SSDs are privately placed, so they are not securities as defined by European Securities Law. An SSD is simply a promissory note between a borrower and a lender, and it can be transferred to other investors by way of assignment or by consumption of contract.
As a result, SSD distribution and documentation is simple and efficient. There are no prospectuses or ongoing statutory reporting requirements, so borrowers seeking smaller sums can tap the market without incurring prohibitive costs. Although SSDs can digest loans of up to €1 billion, they can be issued for as little as €15 million. (A bond issue of less than €100 million, by contrast, is rather rare.)
SSDs also offer investors a more consistent maturity profile, as they are typically issued in three-, five- and seven-year tranches, rather than the bullet payments typical of bonds and loans. There is further flexibility around fixed and floating interest rates and, as no public announcements of SSD issuance are required, borrowers and investors can enjoy a degree of discretion.
The introduction of standardized documentation in English and German at the end of 2018, an initiative by various banks, lawyers and trade associations, has been another factor supporting growing international interest and general SSD issuance. Borrowers and lenders only have to negotiate the substantial provisions relating to the needs of the borrower, which saves cost and time.
Finally, apart from one or two high-profile cases, there have been few instances of heavy restructuring. The arranging banks look carefully at credit quality and the bar is high.
SSDs have effectively become a European private placement regime with a German feel and format. An SSD cannot be seen as an alternative to a US private placement because the investor groups are completely different. However, due to its unique costs, timing and investor diversification profile, the SSD is now a well-accepted and mature piece of the funding structure of many medium and large companies, including several global players.
What lies ahead for SSDs?
The prospects for the SSD market remain positive.

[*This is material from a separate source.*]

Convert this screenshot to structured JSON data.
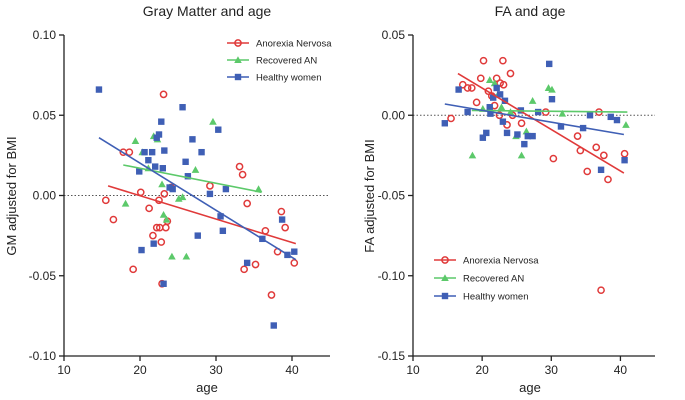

The product is usually at its most popular during volatile and uncertain times, so if we are indeed near the top of the cycle, we could see increased issuance.
One risk is the default of a major SSD borrower. Steinhoff and Carillion are two examples of high-profile defaults, and banks selling products that compete with SSDs have used those examples to raise questions about the SSD offer.
Another recent and ongoing development is the digitalization of distribution. SSDs arranged exclusively through digital platforms have already emerged, most notably Lufthansa’s €800 million SSD in April 2019. Although this will help to lower costs and support higher issuance, it could mean regulators start viewing SSDs as securities, because of the ease with which they can be distributed.
If that does happen, and an SSD is no longer categorized as a loan instrument but as a security, then MiFID, market abuse regulations and prospectus regulations all come into play. That would make the SSD more cost- and time-intensive. However, the arguments that SSDs should not be categorized as securities under European Securities Law are clear and strong.
Finally, SSDs are increasingly being used for green and social finance. For example, in 2018 Verbund AG was the first company in the world to issue a green SSD through a digital platform. The €100 million placement combined two major trends: green capital market products and digitalization. Additionally, in August 2019, Porsche placed a green SDS of €1 billion. As investors increasingly prioritize environmental, social and governance (ESG) issues, interest in green SSDs is likely to grow – especially if banks keep promoting the product in international markets.